While this final guidance is already subject to legal challenge by 18 Republican attorneys general in the United States District Court for the Eastern District of Tennessee, the final guidance currently remains in force and serves as an important tool for employers in learning about the ever-changing landscape in discrimination and harassment issues. Employers and human resources professionals should take time to review the final guidance and its helpful examples (77 in total) which can help in training employees and supervisors on these issues and update their harassment policies as necessary to best prevent and address workplace harassment moving forward. 

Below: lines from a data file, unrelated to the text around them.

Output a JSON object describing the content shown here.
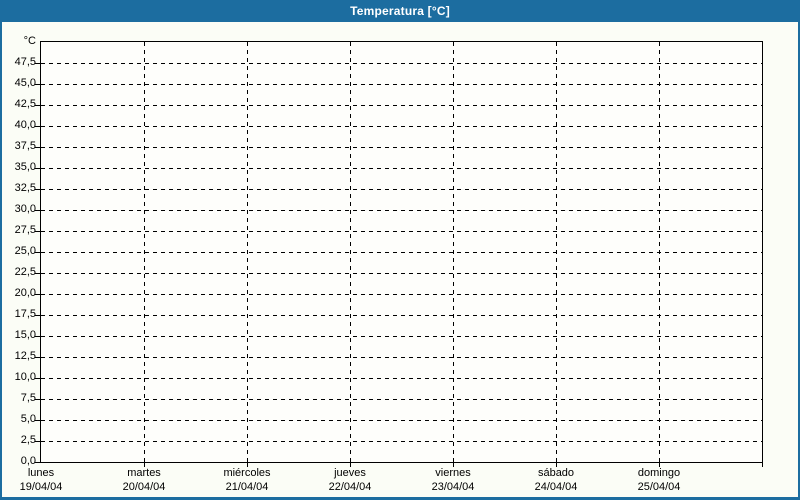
{
  "window": {
    "title": "Temperatura [°C]"
  },
  "colors": {
    "titlebar": "#1c6da0",
    "frame_border": "#1c6da0",
    "page_background": "#fbfdf6",
    "plot_background": "#fefefb",
    "grid": "#000000",
    "text": "#000000",
    "title_text": "#ffffff"
  },
  "chart_data": {
    "type": "line",
    "title": "Temperatura [°C]",
    "ylabel": "°C",
    "xlabel": "",
    "ylim": [
      0,
      50
    ],
    "ytick_step": 2.5,
    "grid": "dashed",
    "legend": "none",
    "series": [],
    "yticks": [
      {
        "value": 0,
        "label": "0,0"
      },
      {
        "value": 2.5,
        "label": "2,5"
      },
      {
        "value": 5,
        "label": "5,0"
      },
      {
        "value": 7.5,
        "label": "7,5"
      },
      {
        "value": 10,
        "label": "10,0"
      },
      {
        "value": 12.5,
        "label": "12,5"
      },
      {
        "value": 15,
        "label": "15,0"
      },
      {
        "value": 17.5,
        "label": "17,5"
      },
      {
        "value": 20,
        "label": "20,0"
      },
      {
        "value": 22.5,
        "label": "22,5"
      },
      {
        "value": 25,
        "label": "25,0"
      },
      {
        "value": 27.5,
        "label": "27,5"
      },
      {
        "value": 30,
        "label": "30,0"
      },
      {
        "value": 32.5,
        "label": "32,5"
      },
      {
        "value": 35,
        "label": "35,0"
      },
      {
        "value": 37.5,
        "label": "37,5"
      },
      {
        "value": 40,
        "label": "40,0"
      },
      {
        "value": 42.5,
        "label": "42,5"
      },
      {
        "value": 45,
        "label": "45,0"
      },
      {
        "value": 47.5,
        "label": "47,5"
      }
    ],
    "days": [
      {
        "name": "lunes",
        "date": "19/04/04"
      },
      {
        "name": "martes",
        "date": "20/04/04"
      },
      {
        "name": "miércoles",
        "date": "21/04/04"
      },
      {
        "name": "jueves",
        "date": "22/04/04"
      },
      {
        "name": "viernes",
        "date": "23/04/04"
      },
      {
        "name": "sábado",
        "date": "24/04/04"
      },
      {
        "name": "domingo",
        "date": "25/04/04"
      }
    ]
  }
}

Employers and human resources professionals can also utilize the accompanying Summary of Key ProvisionsFAQs, and Small Business Fact Sheet to assist in digesting all of the information regarding the final guidance. These accompanying documents, like the final guidance, can also be used to assist employers in improving the effectiveness of their policies, trainings, and complaint and investigation processes. 

Although these can be challenging times for employers, this is also a great opportunity for employers to reexamine their organizational culture to ensure a safe and professional working environment for everyone.